Williamson, who attends Church on the Way in Van Nuys, adds poignant notes about what people assume because of her faith:
The word got out at CBS that I was the only person they knew who went to church, so they said, Let's throw her the angel show.
. . . I never did the show because I was Christian. But when it came to me, I was prepared with experience, a reputation, and a faith to bring to it.
. . . Unfortunately, the evangelical Christian has all sorts of political baggage. When I saw I'im a Christian, many people assume they know how I voted. And they figure I spend my free time watching women with pink hair weep on cable channels. It's not true.

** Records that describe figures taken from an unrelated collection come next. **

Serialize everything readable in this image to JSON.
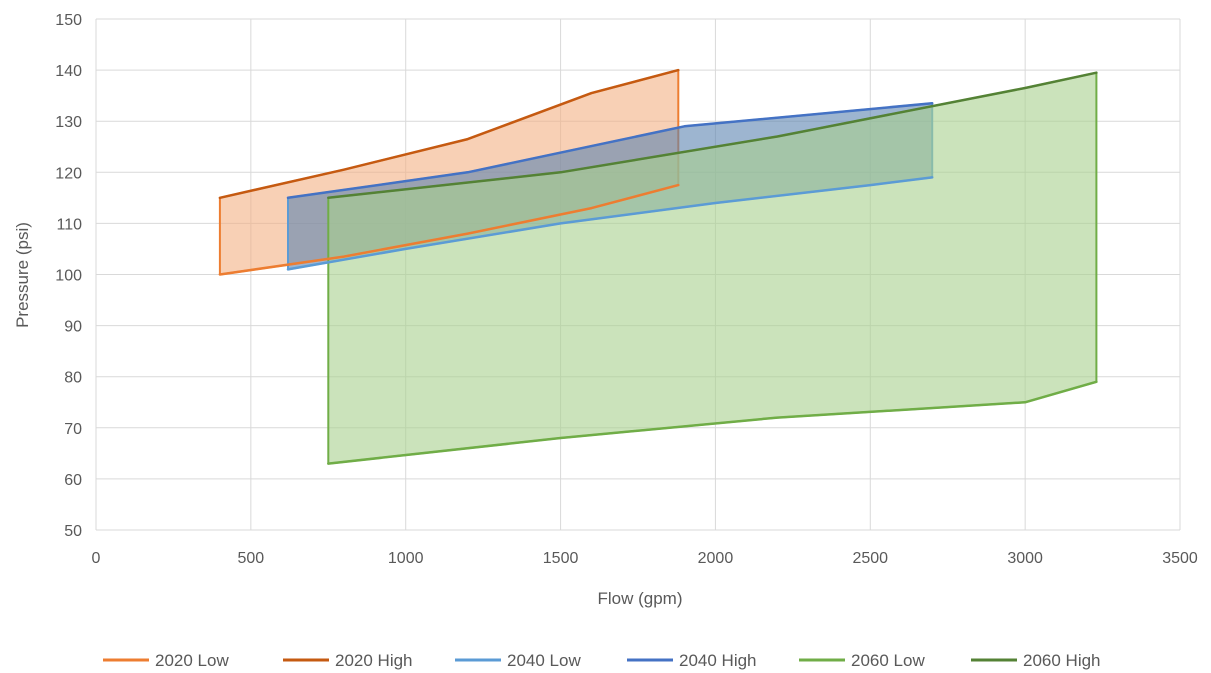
{
  "chart_data": {
    "type": "area",
    "xlabel": "Flow (gpm)",
    "ylabel": "Pressure (psi)",
    "xlim": [
      0,
      3500
    ],
    "ylim": [
      50,
      150
    ],
    "xticks": [
      0,
      500,
      1000,
      1500,
      2000,
      2500,
      3000,
      3500
    ],
    "yticks": [
      50,
      60,
      70,
      80,
      90,
      100,
      110,
      120,
      130,
      140,
      150
    ],
    "grid": true,
    "legend_position": "bottom",
    "series": [
      {
        "name": "2020 Low",
        "color": "#ED7D31",
        "x": [
          400,
          800,
          1200,
          1600,
          1880
        ],
        "y": [
          100,
          103.5,
          108,
          113,
          117.5
        ]
      },
      {
        "name": "2020 High",
        "color": "#C55A11",
        "x": [
          400,
          800,
          1200,
          1600,
          1880
        ],
        "y": [
          115,
          120.5,
          126.5,
          135.5,
          140
        ]
      },
      {
        "name": "2040 Low",
        "color": "#5B9BD5",
        "x": [
          620,
          1000,
          1500,
          2000,
          2500,
          2700
        ],
        "y": [
          101,
          105,
          110,
          114,
          117.5,
          119
        ]
      },
      {
        "name": "2040 High",
        "color": "#4472C4",
        "x": [
          620,
          1200,
          1900,
          2700
        ],
        "y": [
          115,
          120,
          129,
          133.5
        ]
      },
      {
        "name": "2060 Low",
        "color": "#70AD47",
        "x": [
          750,
          1500,
          2200,
          3000,
          3230
        ],
        "y": [
          63,
          68,
          72,
          75,
          79
        ]
      },
      {
        "name": "2060 High",
        "color": "#548235",
        "x": [
          750,
          1500,
          2200,
          3000,
          3230
        ],
        "y": [
          115,
          120,
          127,
          136.5,
          139.5
        ]
      }
    ],
    "areas": [
      {
        "low": "2020 Low",
        "high": "2020 High",
        "fill": "#F4B183"
      },
      {
        "low": "2040 Low",
        "high": "2040 High",
        "fill": "#5B84B1"
      },
      {
        "low": "2060 Low",
        "high": "2060 High",
        "fill": "#A9D18E"
      }
    ]
  }
}
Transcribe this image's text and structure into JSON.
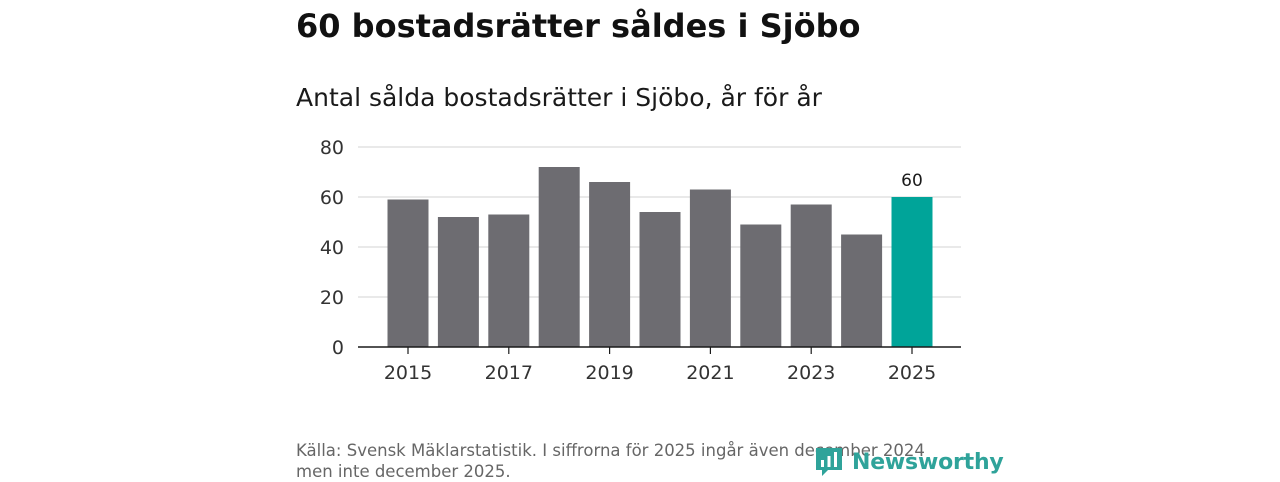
{
  "headline": "60 bostadsrätter såldes i Sjöbo",
  "subtitle": "Antal sålda bostadsrätter i Sjöbo, år för år",
  "chart_data": {
    "type": "bar",
    "title": "Antal sålda bostadsrätter i Sjöbo, år för år",
    "xlabel": "",
    "ylabel": "",
    "categories": [
      "2015",
      "2016",
      "2017",
      "2018",
      "2019",
      "2020",
      "2021",
      "2022",
      "2023",
      "2024",
      "2025"
    ],
    "values": [
      59,
      52,
      53,
      72,
      66,
      54,
      63,
      49,
      57,
      45,
      60
    ],
    "highlight": {
      "category": "2025",
      "label": "60",
      "color": "#00a499"
    },
    "bar_color": "#6d6c71",
    "ylim": [
      0,
      80
    ],
    "yticks": [
      0,
      20,
      40,
      60,
      80
    ],
    "xtick_labels": [
      "2015",
      "2017",
      "2019",
      "2021",
      "2023",
      "2025"
    ],
    "grid": true,
    "legend": "none"
  },
  "source_note": {
    "line1": "Källa: Svensk Mäklarstatistik. I siffrorna för 2025 ingår även december 2024",
    "line2": "men inte december 2025."
  },
  "logo": {
    "text": "Newsworthy",
    "icon": "newsworthy-logo-icon",
    "color": "#2fa39a"
  }
}
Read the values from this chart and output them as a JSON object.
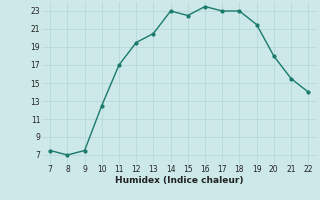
{
  "x": [
    7,
    8,
    9,
    10,
    11,
    12,
    13,
    14,
    15,
    16,
    17,
    18,
    19,
    20,
    21,
    22
  ],
  "y": [
    7.5,
    7.0,
    7.5,
    12.5,
    17.0,
    19.5,
    20.5,
    23.0,
    22.5,
    23.5,
    23.0,
    23.0,
    21.5,
    18.0,
    15.5,
    14.0
  ],
  "xlabel": "Humidex (Indice chaleur)",
  "xlim": [
    6.5,
    22.5
  ],
  "ylim": [
    6,
    24
  ],
  "xticks": [
    7,
    8,
    9,
    10,
    11,
    12,
    13,
    14,
    15,
    16,
    17,
    18,
    19,
    20,
    21,
    22
  ],
  "yticks": [
    7,
    9,
    11,
    13,
    15,
    17,
    19,
    21,
    23
  ],
  "line_color": "#1a7a6e",
  "marker_color": "#1a7a6e",
  "bg_color": "#cde8e8",
  "grid_color": "#b8d8d8"
}
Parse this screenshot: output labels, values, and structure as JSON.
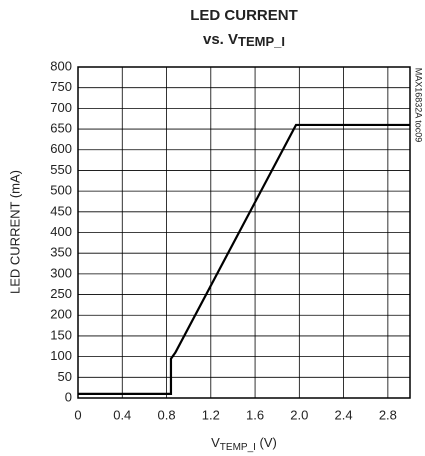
{
  "chart_data": {
    "type": "line",
    "title": "LED CURRENT",
    "subtitle": {
      "main": "vs. V",
      "sub": "TEMP_I"
    },
    "x_label": {
      "main": "V",
      "sub": "TEMP_I",
      "unit": " (V)"
    },
    "y_label": "LED CURRENT (mA)",
    "annotation": "MAX16832A toc09",
    "x": [
      0,
      0.84,
      0.84,
      0.88,
      1.97,
      3.0
    ],
    "series": [
      {
        "name": "LED CURRENT",
        "color": "#000000",
        "values": [
          10,
          10,
          95,
          110,
          660,
          660
        ]
      }
    ],
    "xlim": [
      0,
      3.0
    ],
    "ylim": [
      0,
      800
    ],
    "xticks": [
      0,
      0.4,
      0.8,
      1.2,
      1.6,
      {
        "value": 2,
        "label": "2.0"
      },
      2.4,
      2.8
    ],
    "yticks": [
      0,
      50,
      100,
      150,
      200,
      250,
      300,
      350,
      400,
      450,
      500,
      550,
      600,
      650,
      700,
      750,
      800
    ],
    "grid": true
  }
}
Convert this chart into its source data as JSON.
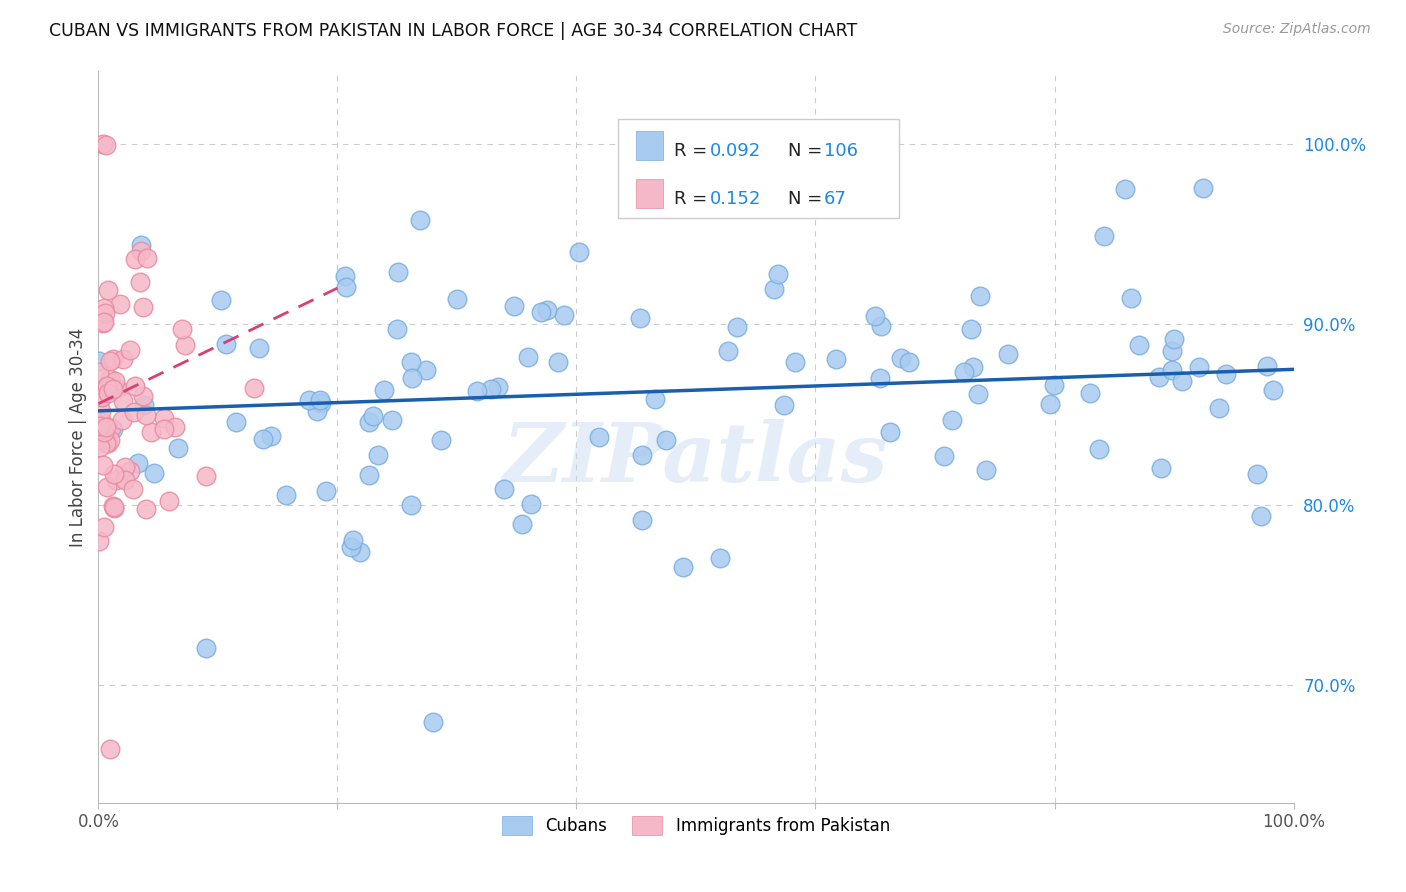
{
  "title": "CUBAN VS IMMIGRANTS FROM PAKISTAN IN LABOR FORCE | AGE 30-34 CORRELATION CHART",
  "source": "Source: ZipAtlas.com",
  "ylabel": "In Labor Force | Age 30-34",
  "watermark": "ZIPatlas",
  "xlim": [
    0.0,
    1.0
  ],
  "ylim": [
    0.635,
    1.04
  ],
  "x_ticks": [
    0.0,
    0.2,
    0.4,
    0.6,
    0.8,
    1.0
  ],
  "y_ticks_right": [
    1.0,
    0.9,
    0.8,
    0.7
  ],
  "y_tick_labels_right": [
    "100.0%",
    "90.0%",
    "80.0%",
    "70.0%"
  ],
  "blue_color": "#A8CBF0",
  "blue_edge_color": "#7AAEE0",
  "pink_color": "#F5B8C8",
  "pink_edge_color": "#E88AA0",
  "blue_line_color": "#1A5FAD",
  "pink_line_color": "#D94070",
  "legend_R_blue": "0.092",
  "legend_N_blue": "106",
  "legend_R_pink": "0.152",
  "legend_N_pink": "67",
  "legend_color_value": "#1E88E5",
  "title_color": "#111111",
  "right_axis_color": "#1E88E5",
  "grid_color": "#CCCCCC",
  "background_color": "#FFFFFF",
  "blue_trend_x": [
    0.0,
    1.0
  ],
  "blue_trend_y": [
    0.852,
    0.875
  ],
  "pink_trend_x": [
    0.0,
    0.2
  ],
  "pink_trend_y": [
    0.856,
    0.92
  ]
}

To which Vischer adds another punchline: "The hair is blue."
EW writer Thom Geier's questions are informed and non-intrusive, mostly helping to keep the conversation focused. The article acknowledges the greater opportunities created by The Passion of the Christ, but it can only guess at how well Christians, Jews, or filmmakers of other faiths will handle their new opportunities.
So long as they're at the mercy of financiers who believe that art must answer to a conversions-per-film formula, it's difficult to feel much hope.
Elsewhere in the issue is this maddeningly coy exchange with Quentin Tarantino:
EW Pulp Fiction included biblical references and Kill Bill includes references to God. What are your religious beliefs? Do you believe in God?
QT I'm not going to tell you how I believe, but I do believe in God.
Well, that's a relief. Can you imagine the onscreen carnage if he weren't a theist?